The document also stated that Carlisle will set aside $500,000 to set up a small site somewhere in the Renton/Kent/Tukwila area that would be used for research and development of new products, with no actual production work. This site could employ about 50 people.

However, since then, the plan has shifted a lot, the senior employee said.

In late September, the jobs previously earmarked for Florida were switched instead to go to a CIT facility in Cerritos, Calif.

The R&D facility here has also been given an additional role: Because of the difficulty of traveling between the U.S. and China and Mexico during the pandemic, CIT has decided to retain a small team at the R&D facility — about 10 engineers, planners, sales and customer contact personnel — who after Kent closes will remotely support the plants in China and Mexico as they transition to taking over the production work.

Swelling costs The senior employee with knowledge of the internal discussions said that as details of the Kent closure have been worked out, the overall cost to Carlisle is proving significantly higher than the figures presented to the CIT board this summer.

An early financial analysis in one document projected the one-time cost to Carlisle of Project Cyprus at $21.8 million, a figure that it estimated could be recouped in just over 2.6 years through the higher profits from lowering costs.

However, by mid-November the internal estimate for the cost of the shutdown and move had ballooned to around $26 million, with a longer payback period, the senior employee said.

The original plan anticipated Carlisle losing just 5% of the Kent plant’s business due to the move. However, more will be lost than anticipated then.

The senior employee said at least one customer producing equipment for the U.S. military is balking at the move of its contract to a different U.S. plant.

Just two years ago, that defense customer paid for certification of the Kent site as compliant with International Traffic in Arms Regulations (ITAR) rules. Facing the prospect of repeating that process elsewhere, it’s pulling out of further contracts.

A plea to save jobs

On August 7, Carlisle CEO Koch sent employees a message noting the board had just approved a 5% increase in its dividend payout to shareholders and declaring this “an unmistakable message about our lasting financial strength.”

Five days later, employees in Kent got their first layoff notices and a letter from CIT president John Berlin announcing the plant was “being completely closed by the end of 2021.”

Employees were offered a retention bonus — for a one-year employee, it came to just over $2,600 — to stay until the ax falls.

The production workers at the Kent plant — mostly women and many of them immigrants — were long paid relatively low wages.

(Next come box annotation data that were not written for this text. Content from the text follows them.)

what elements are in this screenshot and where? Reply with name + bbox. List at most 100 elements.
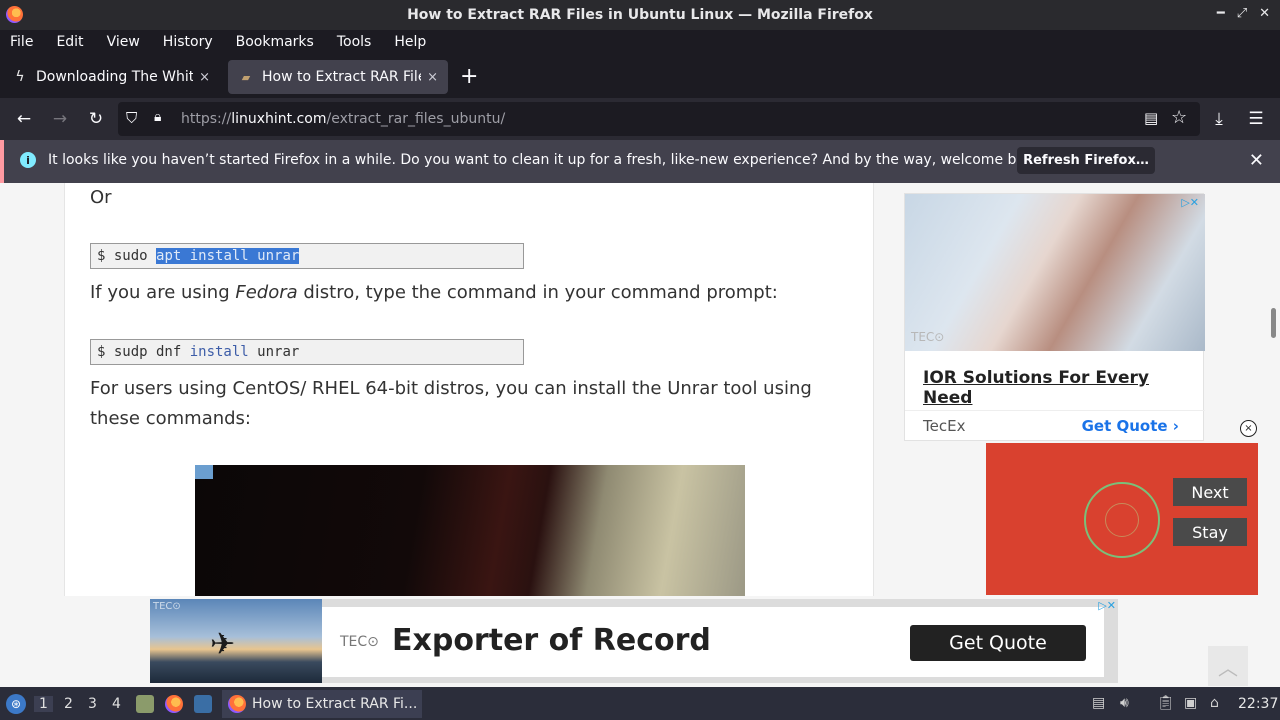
side-ad-card[interactable]: ▷✕ TEC⊙ IOR Solutions For Every Need Tec… bbox=[904, 193, 1205, 442]
code-block-dnf[interactable]: $ sudp dnf install unrar bbox=[90, 339, 524, 365]
page-scrollbar[interactable] bbox=[1271, 308, 1276, 338]
embedded-video[interactable] bbox=[195, 465, 745, 605]
reader-view-icon[interactable]: ▤ bbox=[1144, 109, 1158, 127]
display-icon[interactable]: ▣ bbox=[1184, 695, 1197, 711]
ad-logo: TEC⊙ bbox=[911, 330, 945, 344]
code-rest: unrar bbox=[248, 344, 300, 360]
workspace-2[interactable]: 2 bbox=[64, 696, 73, 712]
page-content: Or $ sudo apt install unrar If you are u… bbox=[0, 183, 1280, 687]
scroll-to-top-button[interactable]: ︿ bbox=[1208, 646, 1248, 686]
taskbar: ⊛ 1 2 3 4 How to Extract RAR Fi... ▤ 🔊︎ … bbox=[0, 687, 1280, 720]
url-bar[interactable]: ⛉ 🔒︎ https://linuxhint.com/extract_rar_f… bbox=[118, 102, 1200, 136]
volume-icon[interactable]: 🔊︎ bbox=[1120, 695, 1129, 711]
ad-image[interactable] bbox=[905, 194, 1205, 351]
navigation-bar: ← → ↻ ⛉ 🔒︎ https://linuxhint.com/extract… bbox=[0, 98, 1280, 140]
ad-headline[interactable]: IOR Solutions For Every Need bbox=[923, 368, 1203, 408]
tab-downloading[interactable]: ϟ Downloading The White Lotus × bbox=[2, 60, 220, 94]
menu-view[interactable]: View bbox=[107, 34, 140, 50]
terminal-icon[interactable] bbox=[194, 695, 212, 713]
notification-message: It looks like you haven’t started Firefo… bbox=[48, 152, 1047, 168]
next-button[interactable]: Next bbox=[1173, 478, 1247, 506]
ad-mark: TEC⊙ bbox=[153, 601, 181, 612]
tab-close-icon[interactable]: × bbox=[427, 70, 438, 85]
video-corner-marker bbox=[195, 465, 213, 479]
shield-icon[interactable]: ⛉ bbox=[126, 109, 137, 127]
back-icon[interactable]: ← bbox=[13, 108, 35, 130]
workspace-1[interactable]: 1 bbox=[34, 696, 53, 712]
new-tab-button[interactable]: + bbox=[460, 64, 478, 89]
bottom-banner-ad[interactable]: TEC⊙ ✈ TEC⊙ Exporter of Record Get Quote… bbox=[0, 596, 1280, 687]
airplane-image[interactable]: TEC⊙ ✈ bbox=[150, 599, 322, 683]
ad-advertiser: TecEx bbox=[923, 417, 966, 435]
menu-bar: File Edit View History Bookmarks Tools H… bbox=[0, 30, 1280, 54]
centos-paragraph-line1: For users using CentOS/ RHEL 64-bit dist… bbox=[90, 378, 812, 399]
maximize-icon[interactable]: ⤢ bbox=[1237, 6, 1247, 21]
url-domain: linuxhint.com bbox=[231, 111, 327, 127]
notification-bar: i It looks like you haven’t started Fire… bbox=[0, 140, 1280, 183]
menu-edit[interactable]: Edit bbox=[56, 34, 83, 50]
menu-help[interactable]: Help bbox=[394, 34, 426, 50]
video-ad[interactable]: Next Stay bbox=[986, 443, 1258, 595]
window-titlebar: How to Extract RAR Files in Ubuntu Linux… bbox=[0, 0, 1280, 30]
lock-icon[interactable]: 🔒︎ bbox=[154, 109, 161, 125]
banner-logo: TEC⊙ bbox=[340, 634, 379, 650]
fedora-post: distro, type the command in your command… bbox=[297, 282, 778, 303]
or-text: Or bbox=[90, 187, 112, 208]
firefox-launcher-icon[interactable] bbox=[165, 695, 183, 713]
site-favicon-icon: ▰ bbox=[241, 70, 251, 84]
banner-headline[interactable]: Exporter of Record bbox=[392, 623, 711, 658]
code-selected-text: apt install unrar bbox=[156, 248, 300, 264]
hamburger-menu-icon[interactable]: ☰ bbox=[1245, 108, 1267, 130]
banner-inner: TEC⊙ ✈ TEC⊙ Exporter of Record Get Quote… bbox=[150, 599, 1118, 683]
tab-extract-rar[interactable]: ▰ How to Extract RAR Files in Ubuntu Lin… bbox=[228, 60, 448, 94]
clipboard-icon[interactable]: 📋︎ bbox=[1157, 695, 1175, 711]
workspace-4[interactable]: 4 bbox=[112, 696, 121, 712]
ad-footer: TecEx Get Quote › bbox=[905, 410, 1205, 442]
task-title: How to Extract RAR Fi... bbox=[252, 696, 418, 712]
tab-title: How to Extract RAR Files in Ubuntu Linux bbox=[262, 69, 421, 85]
airplane-icon: ✈ bbox=[210, 627, 236, 662]
taskbar-firefox-task[interactable]: How to Extract RAR Fi... bbox=[222, 690, 422, 718]
refresh-firefox-button[interactable]: Refresh Firefox… bbox=[1017, 147, 1155, 174]
workspace-3[interactable]: 3 bbox=[88, 696, 97, 712]
forward-icon[interactable]: → bbox=[49, 108, 71, 130]
menu-file[interactable]: File bbox=[10, 34, 33, 50]
downloads-icon[interactable]: ⤓ bbox=[1208, 108, 1230, 130]
file-manager-icon[interactable] bbox=[136, 695, 154, 713]
window-controls: ━ ⤢ ✕ bbox=[1217, 6, 1270, 21]
firefox-logo-icon bbox=[6, 6, 23, 23]
start-menu-icon[interactable]: ⊛ bbox=[6, 694, 26, 714]
tray-app-icon[interactable]: ▤ bbox=[1092, 695, 1105, 711]
code-block-apt[interactable]: $ sudo apt install unrar bbox=[90, 243, 524, 269]
adchoices-icon[interactable]: ▷✕ bbox=[1098, 599, 1116, 612]
tab-close-icon[interactable]: × bbox=[199, 70, 210, 85]
reload-icon[interactable]: ↻ bbox=[85, 108, 107, 130]
window-title: How to Extract RAR Files in Ubuntu Linux… bbox=[407, 7, 873, 23]
tab-bar: ϟ Downloading The White Lotus × ▰ How to… bbox=[0, 56, 1280, 98]
banner-get-quote-button[interactable]: Get Quote bbox=[910, 625, 1086, 661]
code-prompt: $ sudo bbox=[97, 248, 157, 264]
bookmark-star-icon[interactable]: ☆ bbox=[1171, 107, 1187, 128]
get-quote-link[interactable]: Get Quote › bbox=[1082, 417, 1179, 435]
banner-content: TEC⊙ Exporter of Record Get Quote bbox=[322, 607, 1104, 677]
menu-tools[interactable]: Tools bbox=[337, 34, 372, 50]
menu-bookmarks[interactable]: Bookmarks bbox=[236, 34, 314, 50]
close-ad-icon[interactable]: × bbox=[1240, 420, 1257, 437]
menu-history[interactable]: History bbox=[163, 34, 213, 50]
info-icon: i bbox=[20, 152, 36, 168]
adchoices-icon[interactable]: ▷✕ bbox=[1181, 196, 1199, 209]
fedora-em: Fedora bbox=[235, 282, 298, 303]
code-prompt: $ sudp dnf bbox=[97, 344, 190, 360]
lightning-icon: ϟ bbox=[15, 69, 25, 85]
network-icon[interactable]: ⌂ bbox=[1210, 695, 1219, 711]
stay-button[interactable]: Stay bbox=[1173, 518, 1247, 546]
url-path: /extract_rar_files_ubuntu/ bbox=[326, 111, 506, 127]
close-icon[interactable]: ✕ bbox=[1249, 150, 1264, 171]
code-keyword: install bbox=[189, 344, 249, 360]
clock: 22:37 bbox=[1238, 696, 1279, 712]
firefox-icon bbox=[228, 695, 246, 713]
close-icon[interactable]: ✕ bbox=[1259, 6, 1270, 21]
minimize-icon[interactable]: ━ bbox=[1217, 6, 1225, 21]
fedora-pre: If you are using bbox=[90, 282, 236, 303]
url-text[interactable]: https://linuxhint.com/extract_rar_files_… bbox=[181, 111, 505, 127]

In 2013, when the Kent facility employed 620 production workers, 84 percent earned $10 to $15 an hour, according to past filings with the state.

Wages rose in subsequent years. By 2017, the last year CIT was required to provide the wage breakdown, 70% of the production workers earned $15 to $20 an hour.

But that year, CIT cut the production workforce almost in half as assembly work moved elsewhere, down to today’s roster of about 330 production employees.

In mid-September, about 75 mostly senior production workers signed a petition asking Carlisle management to consider keeping a smaller manufacturing facility in the Puget Sound area.

They pledged to work for three years with a 15% pay cut from their current wages if management would save their jobs.

Top management thanked them for their loyalty but turned down the request.

Indeed, the schedule for complete closure of the Kent plant may have accelerated from the previously stated exit date at the end of 2021. A person with knowledge of the deal said Carlisle has extended its expiring lease on the building, but only through August 2021.

The senior employee said that despite the swelling costs and the stumbling plans to redistribute the work, Carlisle won’t reconsider its decision.